Contact information
Department of Biochemistry and Molecular Biology
Michigan State University
East Lansing, MI 48824-1319
burtje@msu.edu

Education
Michigan Technological University
B.S. Biology, 1997

University of California, Berkeley
Ph.D. Molecular and Cellular Biology, 2003

Research Project

Since joining the Zacharewski lab, I have undertaken two major projects. The first project involved examining the gene expression changes elicited by ethynyl estradiol in estrogen-sensitive tissues and comparing and contrasting the changes. The second, and most recent, project I have been working on was developing a ChIP-chip assay for use in the lab and using the assay to investigate the genomic binding of the Aryl hydrocarbon receptor (AhR) upon treatment with TCDD in Hepa1c1c7 cells. In addition, being a large lab that uses toxicogenomics to examine traditional toxicological questions, much time has been spent aiding the lab’s parallel bioinformatics efforts by developing and beta testing computational tools, aiding various lab members with multi-person projects and training the many new members we have had join the lab.

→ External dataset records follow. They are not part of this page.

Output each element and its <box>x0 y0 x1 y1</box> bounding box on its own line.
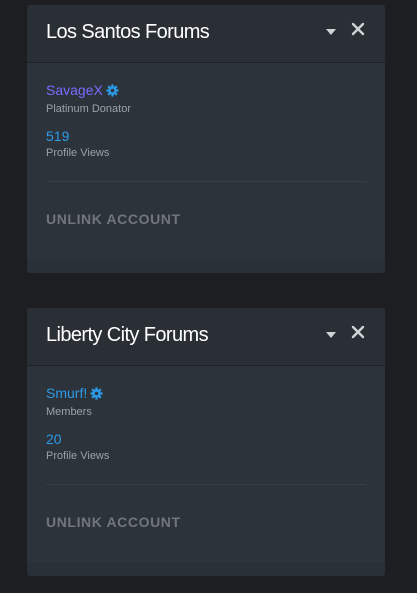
unlink-account-button[interactable]: UNLINK ACCOUNT <box>46 211 181 227</box>
username-link[interactable]: SavageX <box>46 82 103 98</box>
chevron-down-icon[interactable] <box>326 29 336 35</box>
panel-body: Smurf! Members 20 Profile Views UNLINK A… <box>27 383 385 532</box>
user-rank: Members <box>46 406 92 418</box>
verified-badge-icon <box>106 83 119 97</box>
forum-panel-los-santos: Los Santos Forums SavageX Platinum Donat… <box>27 5 385 273</box>
divider <box>46 484 366 485</box>
user-row: Smurf! <box>46 383 366 403</box>
profile-views-label: Profile Views <box>46 147 110 159</box>
forum-panel-liberty-city: Liberty City Forums Smurf! Members 20 Pr… <box>27 308 385 576</box>
panel-title: Los Santos Forums <box>46 21 210 43</box>
panel-footer <box>27 259 385 273</box>
close-icon[interactable] <box>351 22 365 36</box>
verified-badge-icon <box>90 386 103 400</box>
profile-views-count: 20 <box>46 431 62 447</box>
user-rank: Platinum Donator <box>46 103 131 115</box>
profile-views-count: 519 <box>46 128 70 144</box>
user-row: SavageX <box>46 80 366 100</box>
panel-title: Liberty City Forums <box>46 324 209 346</box>
unlink-account-button[interactable]: UNLINK ACCOUNT <box>46 514 181 530</box>
username-link[interactable]: Smurf! <box>46 385 87 401</box>
profile-views-label: Profile Views <box>46 450 110 462</box>
panel-footer <box>27 562 385 576</box>
divider <box>46 181 366 182</box>
chevron-down-icon[interactable] <box>326 332 336 338</box>
panel-header: Liberty City Forums <box>27 308 385 366</box>
panel-body: SavageX Platinum Donator 519 Profile Vie… <box>27 80 385 229</box>
panel-header: Los Santos Forums <box>27 5 385 63</box>
close-icon[interactable] <box>351 325 365 339</box>
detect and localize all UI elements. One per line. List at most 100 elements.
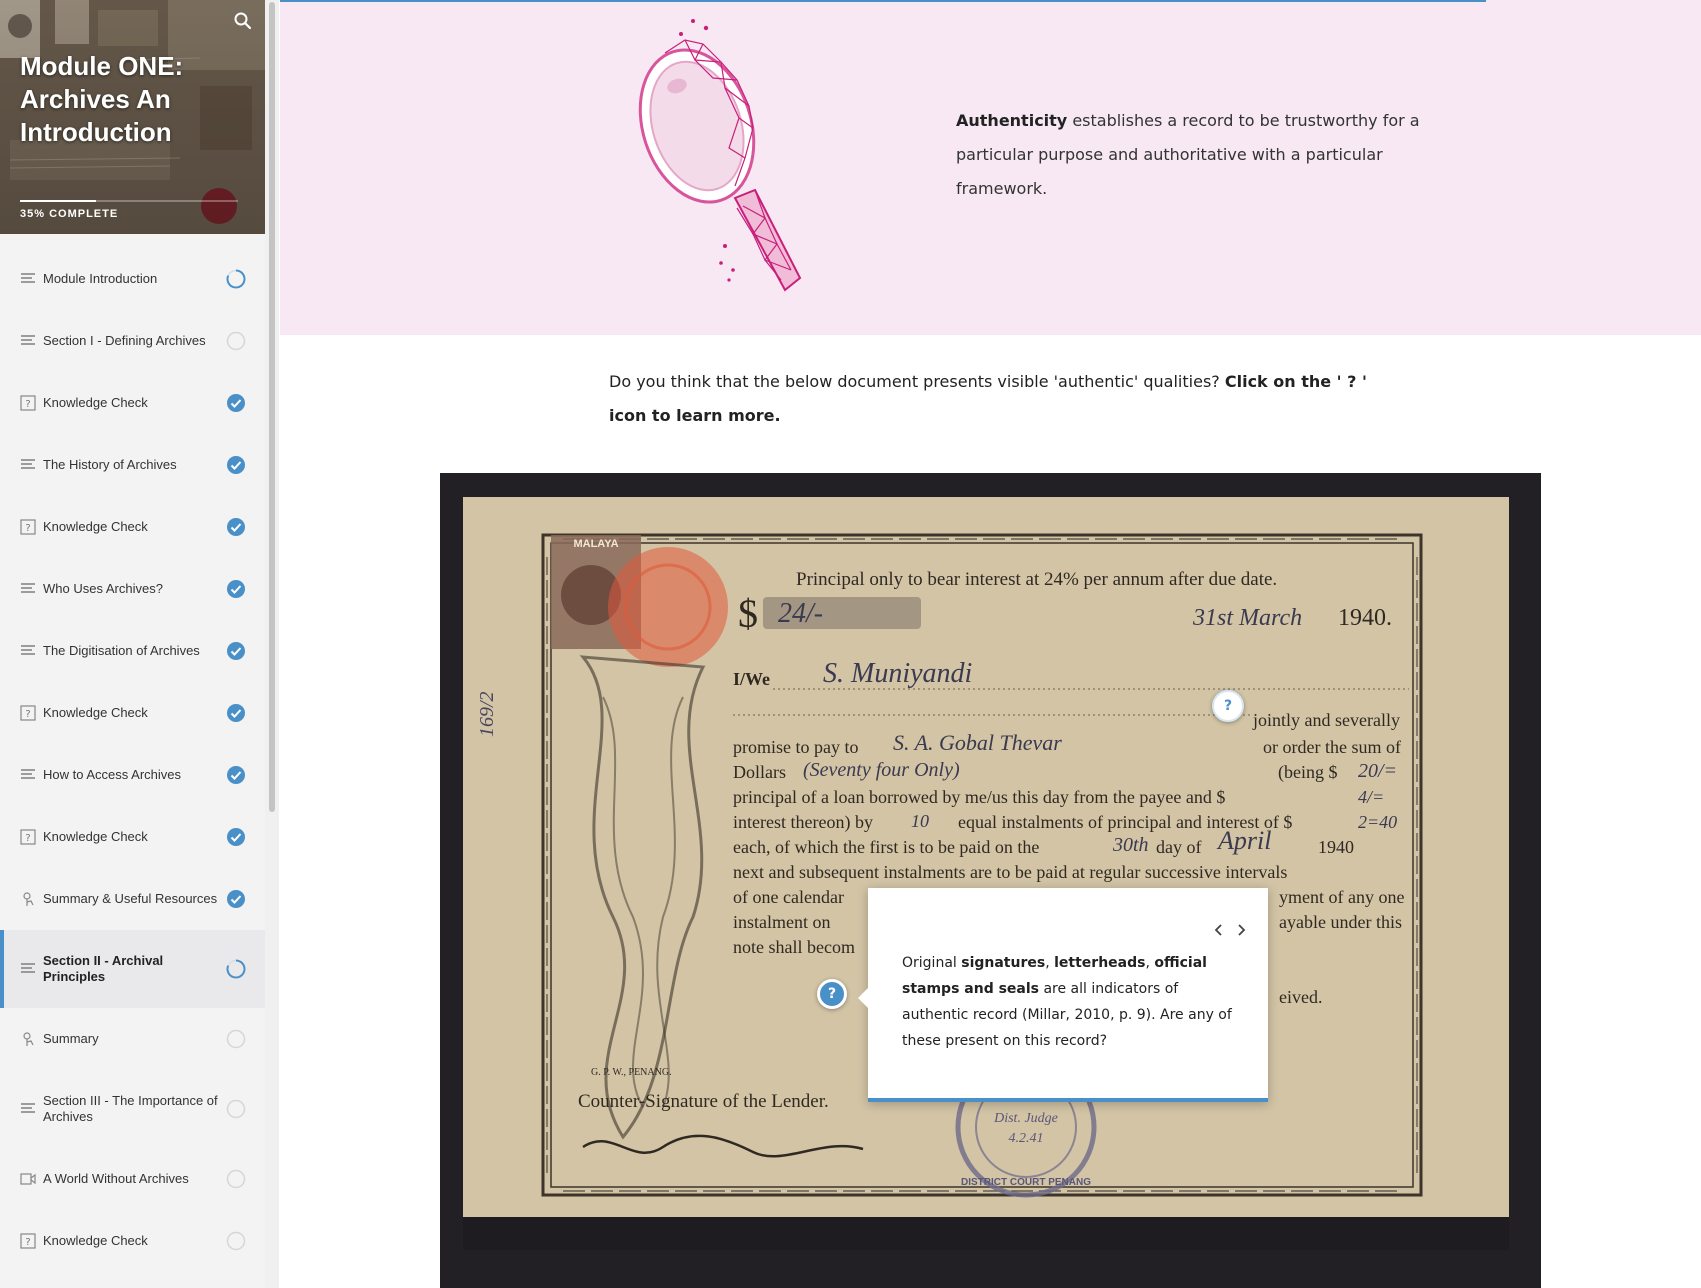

To investigate systemic estrogenic effects, changes in gene expression in uterine, liver, kidney, femur and mammary tissue were examined in immature, ovariectomized C57BL/6 mice orally-gavaged with 17a-ethynyl estradiol (EE), a synthetic, orally active estrogen, at 2, 4, 8, 12, 18, 24, and 72 hours. cDNA microarrays containing 13361 clones (representing about 7500 unique genes) were used to compare the gene expression profiles of EE treated tissues to their time matched, vehicle control. With appropriate dye swaps and using three biological replicates, 42 microarrays were preformed per tissue leading to a total of 252 arrays. The data was normalized using a semiparametric approach (Eckel & Gennings et al., '05) and changes in expression were identified using an empirical Bayes screening method (Eckel & Gennings et al., '04) which generated initial lists of diferentially expressed genes per tissue. Gene function was assigned to changing genes using GO definitions and quantitative realtime PCR was used to verify gene expression changes. Finally, a parallel study was conducted in which histological and morphological changes were examined in an attempt to phenotypically anchor the gene expression changes observed with gross tissue level changes.

The following papers have used data generated from this study:

• A Cross-Species Analysis of the Rodent Uterotrophic Program: Elucidation of Conserved Responses and Mechanisms of Estrogen Signaling.
• Effects of culture conditions on estrogen-mediated hepatic in vitro gene expression and correlation to in vivo responses.

ChIP-chip is a newly developed, high-throughput method used to identify the genomic regions that show an interaction with a specific DNA binding protein that couples chromatin immunoprecipitation (ChIP) with microarray technology (chip). This emerging technology, when used in conjunction with gene expression arrays, proves to be useful in giving regulatory mechanistic insight into the changes observed in mRNA levels upon treatment of a toxicant. The project I have been working on, involves determining the regions of genomic binding of the AhR in Hepa1c1c7 cells upon treatment with 10nM TCDD for 2 hours. The arrays used are the Nimblegen Systems, Inc. ChIP-chip mouse promoter tiling array which consist of 15 unique probes tiled across the promoter region of about 30000 putative gene regions. The data generated was normalized, statistically screened, and genes were identified as having a putative AhR interaction if at least 6 out of the 15 probes passed the cut-offs. Genes identified included genes with known regulatory elements that bind to the AhR, genes that are known to be regulated by TCDD, as well as novel genes. Experiments are ongoing to verify these interections using site specific real time PCR as well as repeating the study to identify genomic regions that are bound by AhR’s binding partner, ARNT.